Question about scale bins #30

Open smj007 opened 9 months ago

smj007 commented 9 months ago

Hi,

Thank you for this piece of art, it’s so well thought out and I enjoyed going through your paper and the code. I just had a small question about the number of scale bins - I might have missed these details but I just wanted to clarify this anyway.

In the paper, it’s mentioned that 32 scale bins are used. The code however has an argument set to 33.

https://github.com/facebookresearch/OrienterNet/blob/47d67ab69a4b5c416237f7ef0976f6e6b586edbc/maploc/conf/orienternet.yaml#L13

Is this some sort of dummy parameter or does it have a significant meaning to it that I’m missing?

Thank you for your time!

sarlinpe commented 8 months ago

Hi, Thank you for your question and sorry for my late reply. We did experiment with an additional last dummy bin but this didn't make a difference in the end. This is probably why we chose 33 bins in the first place. The number mentioned in the paper is incorrect - though using 32 or 33 shouldn't make any difference. I hope this helps.

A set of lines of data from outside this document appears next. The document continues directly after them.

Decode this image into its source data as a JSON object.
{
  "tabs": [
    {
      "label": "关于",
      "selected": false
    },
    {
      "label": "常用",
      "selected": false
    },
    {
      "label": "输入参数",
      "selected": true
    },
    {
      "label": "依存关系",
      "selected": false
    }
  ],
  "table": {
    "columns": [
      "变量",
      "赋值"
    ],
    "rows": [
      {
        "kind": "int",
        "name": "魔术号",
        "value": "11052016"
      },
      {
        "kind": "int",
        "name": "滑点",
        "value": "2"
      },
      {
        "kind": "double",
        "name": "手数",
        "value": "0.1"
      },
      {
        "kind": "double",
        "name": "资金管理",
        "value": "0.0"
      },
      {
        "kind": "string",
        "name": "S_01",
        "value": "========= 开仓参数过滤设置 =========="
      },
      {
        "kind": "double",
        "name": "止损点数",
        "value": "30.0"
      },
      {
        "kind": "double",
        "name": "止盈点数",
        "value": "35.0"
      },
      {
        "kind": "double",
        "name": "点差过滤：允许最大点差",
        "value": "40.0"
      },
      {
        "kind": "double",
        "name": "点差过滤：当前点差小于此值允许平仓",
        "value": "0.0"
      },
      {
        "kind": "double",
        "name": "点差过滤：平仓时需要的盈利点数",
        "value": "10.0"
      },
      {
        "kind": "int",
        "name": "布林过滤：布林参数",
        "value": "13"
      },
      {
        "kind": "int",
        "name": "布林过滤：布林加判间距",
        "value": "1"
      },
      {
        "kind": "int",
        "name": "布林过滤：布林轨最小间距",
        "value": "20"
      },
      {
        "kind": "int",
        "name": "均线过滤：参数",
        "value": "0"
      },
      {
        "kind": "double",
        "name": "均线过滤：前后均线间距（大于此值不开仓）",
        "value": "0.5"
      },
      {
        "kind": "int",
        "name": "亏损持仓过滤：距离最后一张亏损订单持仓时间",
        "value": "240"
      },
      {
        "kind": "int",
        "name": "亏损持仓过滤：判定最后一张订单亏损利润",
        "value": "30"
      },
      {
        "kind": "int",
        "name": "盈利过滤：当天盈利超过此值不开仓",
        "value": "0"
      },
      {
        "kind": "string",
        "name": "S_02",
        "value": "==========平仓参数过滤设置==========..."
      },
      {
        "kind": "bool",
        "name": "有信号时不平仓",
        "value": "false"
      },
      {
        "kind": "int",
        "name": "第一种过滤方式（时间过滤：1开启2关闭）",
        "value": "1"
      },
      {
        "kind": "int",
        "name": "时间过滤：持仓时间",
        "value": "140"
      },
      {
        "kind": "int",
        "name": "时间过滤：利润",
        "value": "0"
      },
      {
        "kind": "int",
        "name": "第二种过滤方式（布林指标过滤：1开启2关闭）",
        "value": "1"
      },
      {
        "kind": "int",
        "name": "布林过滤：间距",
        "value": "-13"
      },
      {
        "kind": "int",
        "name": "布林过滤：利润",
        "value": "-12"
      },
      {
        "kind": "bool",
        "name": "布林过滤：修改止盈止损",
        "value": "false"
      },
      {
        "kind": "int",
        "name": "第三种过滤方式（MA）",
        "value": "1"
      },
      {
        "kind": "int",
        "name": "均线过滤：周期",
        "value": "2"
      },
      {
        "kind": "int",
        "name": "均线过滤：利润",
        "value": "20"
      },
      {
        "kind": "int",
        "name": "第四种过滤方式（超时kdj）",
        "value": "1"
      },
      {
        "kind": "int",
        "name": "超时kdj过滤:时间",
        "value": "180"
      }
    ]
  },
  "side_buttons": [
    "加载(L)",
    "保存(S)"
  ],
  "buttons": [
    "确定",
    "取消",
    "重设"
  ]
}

martin-liao commented 4 months ago

Thanks for your fantastic work! But I am confused why pads in the yaw dimension here before loss calculation. Is this a dummy bin as well?

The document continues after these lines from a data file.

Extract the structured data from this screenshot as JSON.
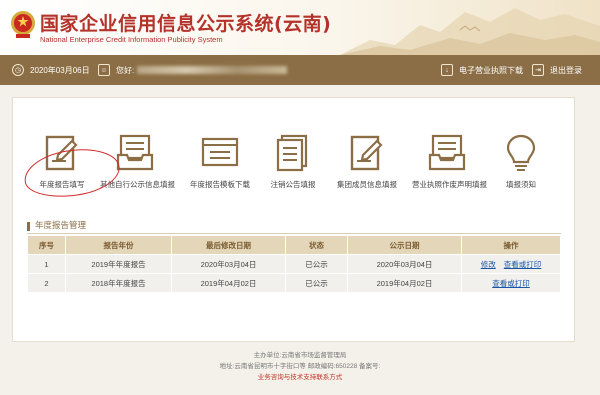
{
  "header": {
    "title_cn": "国家企业信用信息公示系统(云南)",
    "title_en": "National Enterprise Credit Information Publicity System"
  },
  "infobar": {
    "date": "2020年03月06日",
    "user_label": "您好:",
    "download": "电子营业执照下载",
    "logout": "退出登录"
  },
  "functions": [
    {
      "label": "年度报告填写",
      "icon": "edit-document-icon"
    },
    {
      "label": "其他自行公示信息填报",
      "icon": "inbox-tray-icon"
    },
    {
      "label": "年度报告模板下载",
      "icon": "window-list-icon"
    },
    {
      "label": "注销公告填报",
      "icon": "document-stack-icon"
    },
    {
      "label": "集团成员信息填报",
      "icon": "edit-document-icon"
    },
    {
      "label": "营业执照作废声明填报",
      "icon": "inbox-tray-icon"
    },
    {
      "label": "填报须知",
      "icon": "lightbulb-icon"
    }
  ],
  "report_section": {
    "title": "年度报告管理",
    "headers": [
      "序号",
      "报告年份",
      "最后修改日期",
      "状态",
      "公示日期",
      "操作"
    ],
    "rows": [
      {
        "no": "1",
        "year": "2019年年度报告",
        "modified": "2020年03月04日",
        "status": "已公示",
        "published": "2020年03月04日",
        "actions": [
          "修改",
          "查看或打印"
        ]
      },
      {
        "no": "2",
        "year": "2018年年度报告",
        "modified": "2019年04月02日",
        "status": "已公示",
        "published": "2019年04月02日",
        "actions": [
          "查看或打印"
        ]
      }
    ]
  },
  "footer": {
    "line1": "主办单位:云南省市场监督管理局",
    "line2": "地址:云南省昆明市十字街口等 邮政编码:650228 备案号:",
    "line3": "业务咨询与技术支持联系方式"
  },
  "colors": {
    "accent_red": "#b3322a",
    "bar_brown": "#8b6e45",
    "link_blue": "#1a56a8"
  }
}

sarlinpe commented 4 months ago

No, this padding allows to bilinearly interpolate at angles $\theta \in [360\frac{R-1}{R},360]\degree$ (for $R$ rotation steps), which combines values at indices $R{-}1$ and 0. Since grid_sample does not support circular padding (only zero padding), we explicitly pad its input.

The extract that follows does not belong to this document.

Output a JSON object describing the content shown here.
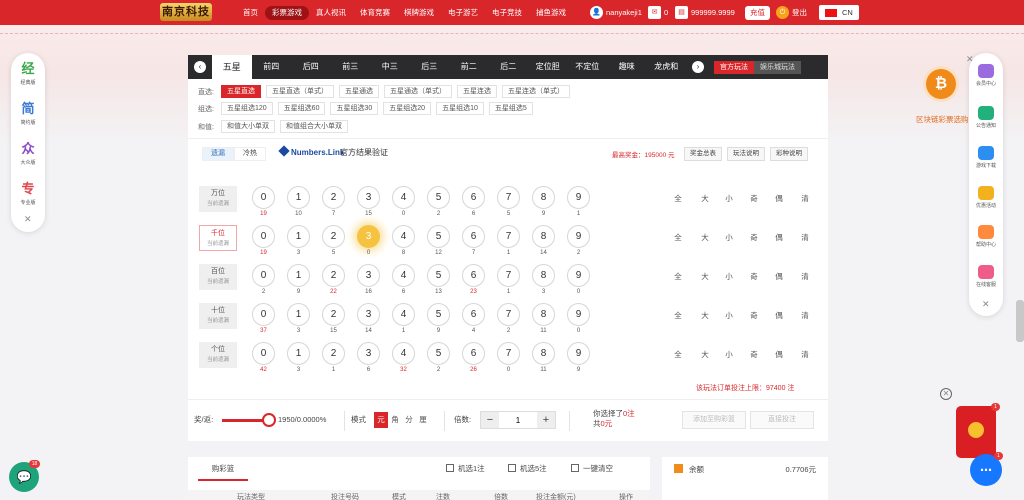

martin-liao commented 4 months ago

Thanks for your quickly reply! I have double-checked code in Template class here (and L38) and found the sampling positions are ${0\frac{R-1}{R} ,1\frac{R-1}{R},...,360\frac{R-1}{R}}$, so the latest bin $[360\frac{R-1}{R},360]$ would be neglected without padding, right? One more question: the following line normalize the GT value of xz with (size-1) instead of size . The notification is align_corners=True. I was wondering that:

$[u,v] = s * [x,-z] - 0.5$ ($[u,v]$ in BEV Cartesian coordinate system, $[x,z] in canvas coordinate system);
each element of score volume locates in the center of the grid (align_corners=False). So we discard the outermost half grid ($[min,min+\frac{g}{2}], [max-\frac{g}{2}],max]$) to align the score to the corner?